Between five and six million people use Tok Pisin to some degree, though not all speak it fluently. Many now learn it as a first language, in particular the children of parents or grandparents who originally spoke different languages. Urban families in particular, and those of police and defence force members, often communicate among themselves in Tok Pisin, either never gaining fluency in a local language or learning a local language as a second language after Tok Pisin. Over the decades, Tok Pisin has increasingly overtaken Hiri Motu as the dominant lingua franca among town-dwellers. Perhaps one million people now use Tok Pisin as a primary language. Tok Pisin is slowly "crowding out" other languages of Papua New Guinea.
Name
Tok originates from English talk, but has a wider application, also meaning 'word, speech, language'. Pisin derives from the English word pidgin; the latter, in turn, may originate in the word business, due to the typical development and use of pidgins as inter-ethnic trade languages.While Tok Pisin's name in the language is Tok Pisin, it is also called "New Guinea Pidgin" in English. Papua New Guinean anglophones often call Tok Pisin "Pidgin" when speaking English. This usage of "Pidgin" differs from the term pidgin as used in linguistics. In spite of its name, Tok Pisin is not a pidgin in the latter sense, because it has become a first language for many people. As such, it is considered a creole in linguistic terminology.
Classification
The Tok Pisin language is a result of Pacific Islanders intermixing. When colonial authorities forced people speaking numerous different languages to work on plantations in Queensland and various islands during blackbirding, the labourers began to develop a pidgin drawing vocabulary primarily from English, but also from German, Malay, Portuguese, and their own Austronesian languages.This English-based pidgin evolved into Tok Pisin in German New Guinea, which became a widely used lingua franca between colonial authorities and the indigenous population. Tok Pisin and the closely related Bislama in Vanuatu and Pijin in the Solomon Islands, which developed in parallel, have traditionally been treated as varieties of a single Melanesian Pidgin English or "Neo-Melanesian" language. The flourishing of the mainly English-based Tok Pisin in German New Guinea contrasts with Hiri Motu, the lingua franca of Papua, which derived not from English but from Motu, the language of the indigenous people of the Port Moresby area.

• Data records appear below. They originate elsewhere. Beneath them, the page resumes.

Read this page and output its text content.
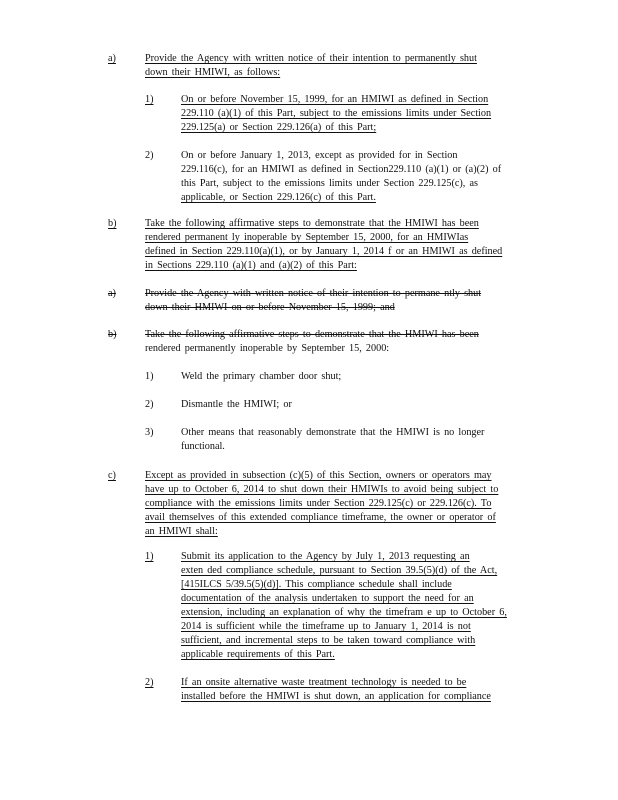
a)	Provide the Agency with written notice of their intention to permanently shut
down their HMIWI, as follows:
1)	On or before November 15, 1999, for an HMIWI as defined in Section
229.110 (a)(1) of this Part, subject to the emissions limits under Section
229.125(a) or Section 229.126(a) of this Part;
2)	On or before January 1, 2013, except as provided for in Section
229.116(c), for an HMIWI as defined in Section229.110 (a)(1) or (a)(2) of
this Part, subject to the emissions limits under Section 229.125(c), as
applicable, or Section 229.126(c) of this Part.
b)	Take the following affirmative steps to demonstrate that the HMIWI has been
rendered permanent ly inoperable by September 15, 2000, for an HMIWIas
defined in Section 229.110(a)(1), or by January 1, 2014 f or an HMIWI as defined
in Sections 229.110 (a)(1) and (a)(2) of this Part:
a)	Provide the Agency with written notice of their intention to permane ntly shut
down their HMIWI on or before November 15, 1999; and
b)	Take the following affirmative steps to demonstrate that the HMIWI has been
rendered permanently inoperable by September 15, 2000:
1)	Weld the primary chamber door shut;
2)	Dismantle the HMIWI; or
3)	Other means that reasonably demonstrate that the HMIWI is no longer
functional.
c)	Except as provided in subsection (c)(5) of this Section, owners or operators may
have up to October 6, 2014 to shut down their HMIWIs to avoid being subject to
compliance with the emissions limits under Section 229.125(c) or 229.126(c). To
avail themselves of this extended compliance timeframe, the owner or operator of
an HMIWI shall:
1)	Submit its application to the Agency by July 1, 2013 requesting an
exten ded compliance schedule, pursuant to Section 39.5(5)(d) of the Act,
[415ILCS 5/39.5(5)(d)]. This compliance schedule shall include
documentation of the analysis undertaken to support the need for an
extension, including an explanation of why the timefram e up to October 6,
2014 is sufficient while the timeframe up to January 1, 2014 is not
sufficient, and incremental steps to be taken toward compliance with
applicable requirements of this Part.
2)	If an onsite alternative waste treatment technology is needed to be
installed before the HMIWI is shut down, an application for compliance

Tok Pisin phonology and grammar strongly resembles Bislama and Pijin, but contrasts in several ways. The genitive preposition, derived from English belong, is bilong in Tok Pisin, but blong in Bislama and Pijin. Similarly, the adjectival ending derived from English fellow is -pela in Tok Pisin, but -fala in Bislama and Pijin. Certain phonological changes also occurred differently between Tok Pisin and Bislama.

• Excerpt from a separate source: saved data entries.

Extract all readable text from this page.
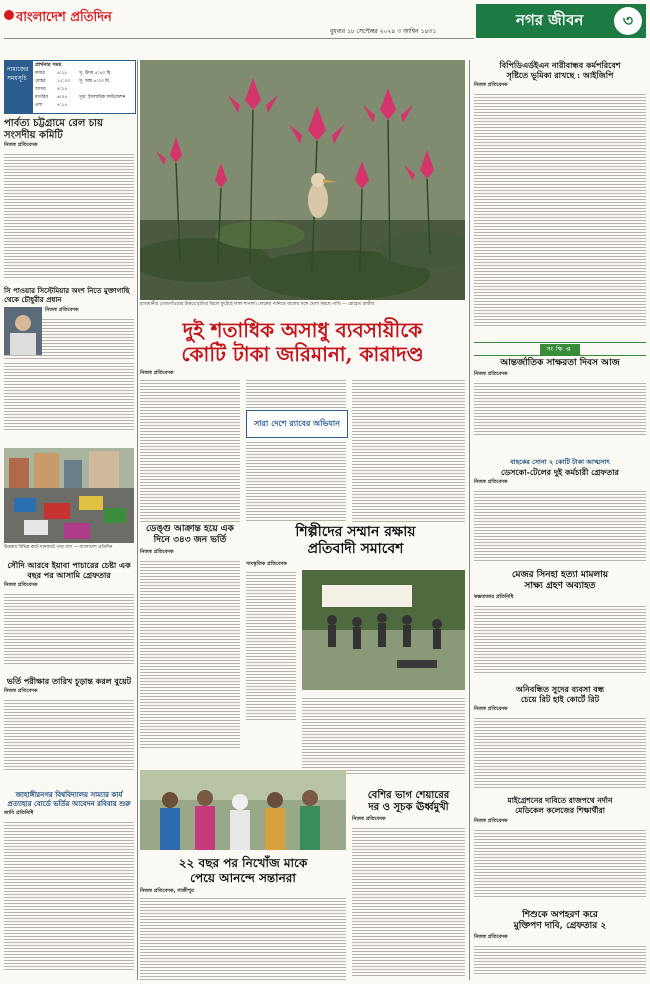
বাংলাদেশ প্রতিদিন
বুধবার ১৮ সেপ্টেম্বর ২০২৪ ৩ আশ্বিন ১৪৩১
নগর জীবন	৩
নামাজের সময়সূচি
প্রার্থনার সময়
ফজর	৪:২৮	সূ. উদয় ৫:৪৩ মি.
যোহর	১২:০০	সূ. অস্ত ৬:০৩ মি.
আসর	৪:২৫
মাগরিব	৬:০৫	সূত্র: ইসলামিক ফাউন্ডেশন
এশা	৭:১৫
পার্বত্য চট্টগ্রামে রেল চায় সংসদীয় কমিটি
নিজস্ব প্রতিবেদক
রাজধানীর তেজগাঁওয়ের উত্তরে হাতির ঝিলে ফুটেছে লাল শাপলা। লেকের পানিতে জলের সঙ্গে খেলা করছে পাখি — রোহেত রাজীব
বিপিডিএর্ডইএন নারীবান্ধব কর্মপরিবেশ
সৃষ্টিতে ভূমিকা রাখছে : আইজিপি
নিজস্ব প্রতিবেদক
সংক্ষিপ্ত
দুই শতাধিক অসাধু ব্যবসায়ীকে
কোটি টাকা জরিমানা, কারাদণ্ড
নিজস্ব প্রতিবেদক
সারা দেশে র‌্যাবের অভিযান
সি পাওয়ার সিস্টেমিয়ার অংশ নিতে মুক্তাগাছি থেকে চৌধুরীর প্রধান
নিজস্ব প্রতিবেদক
উত্তরার বিভিন্ন রুটে যানজটে পড়া বাস — বাংলাদেশ প্রতিদিন
সৌদি আরবে ইয়াবা পাচারের চেষ্টা এক বছর পর আসামি গ্রেফতার
নিজস্ব প্রতিবেদক
ভর্তি পরীক্ষার তারিখ চূড়ান্ত করল বুয়েট
নিজস্ব প্রতিবেদক
জাহাঙ্গীরনগর বিশ্ববিদ্যালয় সাম্যার কার্য প্রত্যাহার বোর্ডে ভর্তির আবেদন রবিবার শুরু
জাবি প্রতিনিধি
ডেঙ্গু আক্রান্ত হয়ে এক দিনে ৩৪৩ জন ভর্তি
নিজস্ব প্রতিবেদক
শিল্পীদের সম্মান রক্ষায়
প্রতিবাদী সমাবেশ
সাংস্কৃতিক প্রতিবেদক
বেশির ভাগ শেয়ারের
দর ও সূচক ঊর্ধ্বমুখী
নিজস্ব প্রতিবেদক
২২ বছর পর নিখোঁজ মাকে
পেয়ে আনন্দে সন্তানরা
নিজস্ব প্রতিবেদক, গাজীপুর
আন্তর্জাতিক সাক্ষরতা দিবস আজ
নিজস্ব প্রতিবেদক
বাহকের সোনা ২ কোটি টাকা আত্মসাৎ
ডেসকো-টেলের দুই কর্মচারী গ্রেফতার
নিজস্ব প্রতিবেদক
মেজর সিনহা হত্যা মামলায়
সাক্ষ্য গ্রহণ অব্যাহত
কক্সবাজার প্রতিনিধি
অনিবন্ধিত সুদের ব্যবসা বন্ধ
চেয়ে রিট হাই কোর্টে রিট
নিজস্ব প্রতিবেদক
মাইগ্রেশনের দাবিতে রাজপথে নর্দান
মেডিকেল কলেজের শিক্ষার্থীরা
নিজস্ব প্রতিবেদক
শিশুকে অপহরণ করে
মুক্তিপণ দাবি, গ্রেফতার ২
নিজস্ব প্রতিবেদক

| Phonological Feature | Tok Pisin | Bislama | English origin |
| Final devoicing | pik | pig | pig, pork |
| Reflex of English /æ/ | kensa | kansa | cancer |
| Reflex of English /t͡ʃ/ | sia | jea | chair |
Official status
Along with English and Hiri Motu, Tok Pisin is one of Papua New Guinea's three official languages. It is frequently the language of debate in the national parliament. Most government documents are produced in English, but public information campaigns are often partially or entirely in Tok Pisin. While English is the main language in the education system, some schools use Tok Pisin in the first three years of elementary education to promote early literacy.Regional variations
There are considerable variations in vocabulary and grammar in various parts of Papua New Guinea, with distinct dialects in the New Guinea Highlands, the north coast of Papua New Guinea, and islands outside of New Guinea. For example, Pidgin speakers from Finschhafen speak rather quickly and often have difficulty making themselves understood elsewhere. The variant spoken on Bougainville and Buka is moderately distinct from that of New Ireland and East New Britain but is much closer to that than it is to the Pijin spoken in the rest of the Solomon Islands.There are 4 sociolects of Tok Pisin:
- Tok Bus or Tok Kanaka
- Tok Bilong Asples, the traditional rural Tok Pisin
- Tok Skul or Tok Bilong Taun, the urban Tok Pisin
- Tok Masta (meaning "language of the masters", unsystematically simplified English with some Tok Pisin words
Orthography
Three of the digraphs,,, and, denote diphthongs; the fourth,, is used for both and.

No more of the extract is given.